Optophysiological analysis of pattern classification strategies in the zebrafish olfactory bulb

Classification of overlapping activity patterns is a common problem for sensory systems. For a robust representation of sensory stimuli, neuronal circuits should generalize over input patterns reflecting variations of the same stimulus but separate patterns representing different stimuli, even if they are highly overlapping. In the olfactory bulb (OB), input patterns evoked by related, yet distinct, odors are often highly overlapping but perceived as a different stimulus. Consistent with this observation, overlapping input patterns evoked by different odors become decorrelated at the level of OB output neurons, the mitral cells. Input patterns evoked by different concentrations of the same odor, on the other hand, can be quite different but are usually perceived as the same odor quality. To obtain insights into the principles underlying pattern classification in the OB, I measured activity patterns evoked by different stimulus concentrations across mitral cells using temporally deconvolved 2-photon calcium imaging in zebrafish. In addition, I morphed one stimulus into another by continuously changing their ratio in a binary mixture to examine the transition between representations of similar and non-similar stimuli.
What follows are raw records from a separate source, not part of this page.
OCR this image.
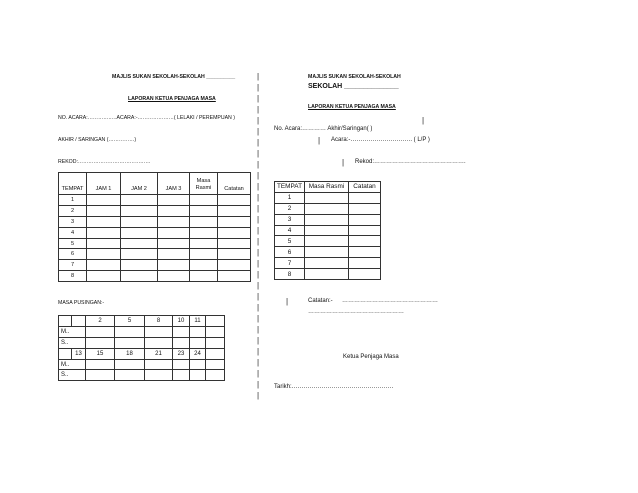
MAJLIS SUKAN SEKOLAH-SEKOLAH __________
LAPORAN KETUA PENJAGA MASA
NO. ACARA:………….….ACARA:-…………………( LELAKI / PEREMPUAN )
AKHIR / SARINGAN (……………)
REKOD:……………………………………
TEMPAT	JAM 1	JAM 2	JAM 3	Masa Rasmi	Catatan
1					
2					
3					
4					
5					
6					
7					
8					
MASA PUSINGAN:-
		2	5	8	10	11	
M..							
S..							
	13	15	18	21	23	24	
M..							
S..							
|
|
|
|
|
|
|
|
|
|
|
|
|
|
|
|
|
|
|
|
|
|
|
|
|
|
|
|
|
|
MAJLIS SUKAN SEKOLAH-SEKOLAH
SEKOLAH ______________
LAPORAN KETUA PENJAGA MASA
|
No. Acara:………… Akhir/Saringan( )
| Acara:-…………………………. ( L/P )
| Rekod:……………………………………….
TEMPAT	Masa Rasmi	Catatan
1		
2		
3		
4		
5		
6		
7		
8		
|	Catatan:- …………………………………………
…………………………………………
Ketua Penjaga Masa
Tarikh:……………………………………………
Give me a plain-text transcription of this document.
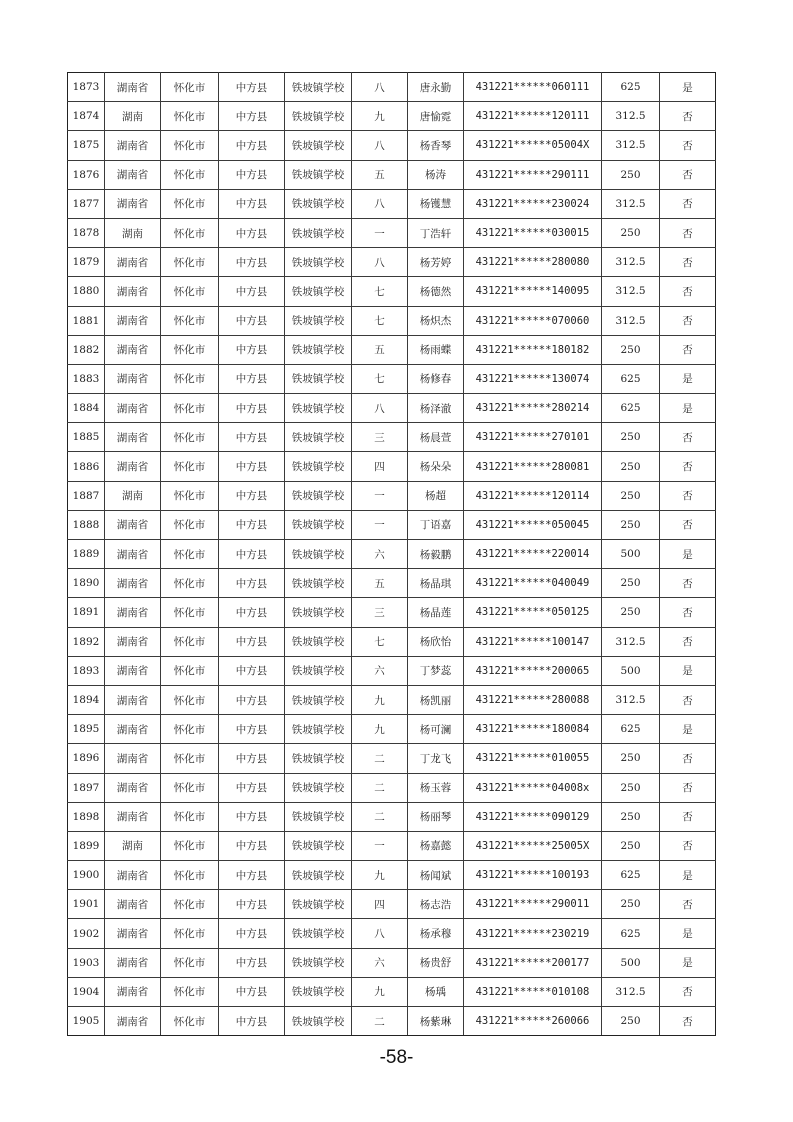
1873	湖南省	怀化市	中方县	铁坡镇学校	八	唐永勤	431221******060111	625	是
1874	湖南	怀化市	中方县	铁坡镇学校	九	唐愉霓	431221******120111	312.5	否
1875	湖南省	怀化市	中方县	铁坡镇学校	八	杨香琴	431221******05004X	312.5	否
1876	湖南省	怀化市	中方县	铁坡镇学校	五	杨涛	431221******290111	250	否
1877	湖南省	怀化市	中方县	铁坡镇学校	八	杨镬慧	431221******230024	312.5	否
1878	湖南	怀化市	中方县	铁坡镇学校	一	丁浩轩	431221******030015	250	否
1879	湖南省	怀化市	中方县	铁坡镇学校	八	杨芳婷	431221******280080	312.5	否
1880	湖南省	怀化市	中方县	铁坡镇学校	七	杨德然	431221******140095	312.5	否
1881	湖南省	怀化市	中方县	铁坡镇学校	七	杨炽杰	431221******070060	312.5	否
1882	湖南省	怀化市	中方县	铁坡镇学校	五	杨雨蝶	431221******180182	250	否
1883	湖南省	怀化市	中方县	铁坡镇学校	七	杨修春	431221******130074	625	是
1884	湖南省	怀化市	中方县	铁坡镇学校	八	杨泽澈	431221******280214	625	是
1885	湖南省	怀化市	中方县	铁坡镇学校	三	杨晨萱	431221******270101	250	否
1886	湖南省	怀化市	中方县	铁坡镇学校	四	杨朵朵	431221******280081	250	否
1887	湖南	怀化市	中方县	铁坡镇学校	一	杨超	431221******120114	250	否
1888	湖南省	怀化市	中方县	铁坡镇学校	一	丁语嘉	431221******050045	250	否
1889	湖南省	怀化市	中方县	铁坡镇学校	六	杨毅鹏	431221******220014	500	是
1890	湖南省	怀化市	中方县	铁坡镇学校	五	杨晶琪	431221******040049	250	否
1891	湖南省	怀化市	中方县	铁坡镇学校	三	杨晶莲	431221******050125	250	否
1892	湖南省	怀化市	中方县	铁坡镇学校	七	杨欣怡	431221******100147	312.5	否
1893	湖南省	怀化市	中方县	铁坡镇学校	六	丁梦蕊	431221******200065	500	是
1894	湖南省	怀化市	中方县	铁坡镇学校	九	杨凯丽	431221******280088	312.5	否
1895	湖南省	怀化市	中方县	铁坡镇学校	九	杨可澜	431221******180084	625	是
1896	湖南省	怀化市	中方县	铁坡镇学校	二	丁龙飞	431221******010055	250	否
1897	湖南省	怀化市	中方县	铁坡镇学校	二	杨玉蓉	431221******04008x	250	否
1898	湖南省	怀化市	中方县	铁坡镇学校	二	杨丽琴	431221******090129	250	否
1899	湖南	怀化市	中方县	铁坡镇学校	一	杨嘉懿	431221******25005X	250	否
1900	湖南省	怀化市	中方县	铁坡镇学校	九	杨闻斌	431221******100193	625	是
1901	湖南省	怀化市	中方县	铁坡镇学校	四	杨志浩	431221******290011	250	否
1902	湖南省	怀化市	中方县	铁坡镇学校	八	杨承穆	431221******230219	625	是
1903	湖南省	怀化市	中方县	铁坡镇学校	六	杨贵舒	431221******200177	500	是
1904	湖南省	怀化市	中方县	铁坡镇学校	九	杨瑀	431221******010108	312.5	否
1905	湖南省	怀化市	中方县	铁坡镇学校	二	杨紫琳	431221******260066	250	否
-58-
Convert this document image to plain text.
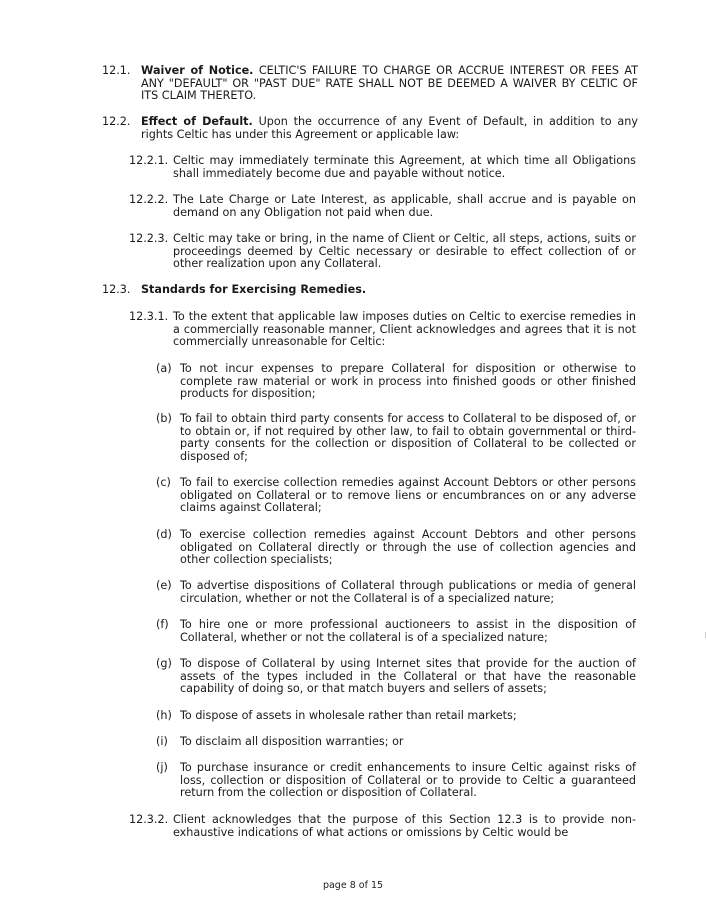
12.1. Waiver of Notice. CELTIC'S FAILURE TO CHARGE OR ACCRUE INTEREST OR FEES AT ANY "DEFAULT" OR "PAST DUE" RATE SHALL NOT BE DEEMED A WAIVER BY CELTIC OF ITS CLAIM THERETO.
12.2. Effect of Default. Upon the occurrence of any Event of Default, in addition to any rights Celtic has under this Agreement or applicable law:
12.2.1. Celtic may immediately terminate this Agreement, at which time all Obligations shall immediately become due and payable without notice.
12.2.2. The Late Charge or Late Interest, as applicable, shall accrue and is payable on demand on any Obligation not paid when due.
12.2.3. Celtic may take or bring, in the name of Client or Celtic, all steps, actions, suits or proceedings deemed by Celtic necessary or desirable to effect collection of or other realization upon any Collateral.
12.3. Standards for Exercising Remedies.
12.3.1. To the extent that applicable law imposes duties on Celtic to exercise remedies in a commercially reasonable manner, Client acknowledges and agrees that it is not commercially unreasonable for Celtic:
(a) To not incur expenses to prepare Collateral for disposition or otherwise to complete raw material or work in process into finished goods or other finished products for disposition;
(b) To fail to obtain third party consents for access to Collateral to be disposed of, or to obtain or, if not required by other law, to fail to obtain governmental or third-party consents for the collection or disposition of Collateral to be collected or disposed of;
(c) To fail to exercise collection remedies against Account Debtors or other persons obligated on Collateral or to remove liens or encumbrances on or any adverse claims against Collateral;
(d) To exercise collection remedies against Account Debtors and other persons obligated on Collateral directly or through the use of collection agencies and other collection specialists;
(e) To advertise dispositions of Collateral through publications or media of general circulation, whether or not the Collateral is of a specialized nature;
(f) To hire one or more professional auctioneers to assist in the disposition of Collateral, whether or not the collateral is of a specialized nature;
(g) To dispose of Collateral by using Internet sites that provide for the auction of assets of the types included in the Collateral or that have the reasonable capability of doing so, or that match buyers and sellers of assets;
(h) To dispose of assets in wholesale rather than retail markets;
(i) To disclaim all disposition warranties; or
(j) To purchase insurance or credit enhancements to insure Celtic against risks of loss, collection or disposition of Collateral or to provide to Celtic a guaranteed return from the collection or disposition of Collateral.
12.3.2. Client acknowledges that the purpose of this Section 12.3 is to provide non-exhaustive indications of what actions or omissions by Celtic would be
page 8 of 15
The intensity, time course and distribution of mitral cell response patterns changed substantially when odor concentration was varied. Nevertheless, response patterns across the population of mitral cells maintained a high correlation over a substantial concentration range. OB output activity patterns therefore retain concentration-invariant components and generalize over different odor concentrations. Morphing of similar and dissimilar stimuli, in contrast, resulted in abrupt transitions between two or three discrete representations, respectively. These transitions were not caused by shifts in the global network state but mediated by coordinated response changes among small neuronal ensembles. These results indicate that the olfactory bulb classifies input patterns into distinct output patterns in an attractor-like fashion.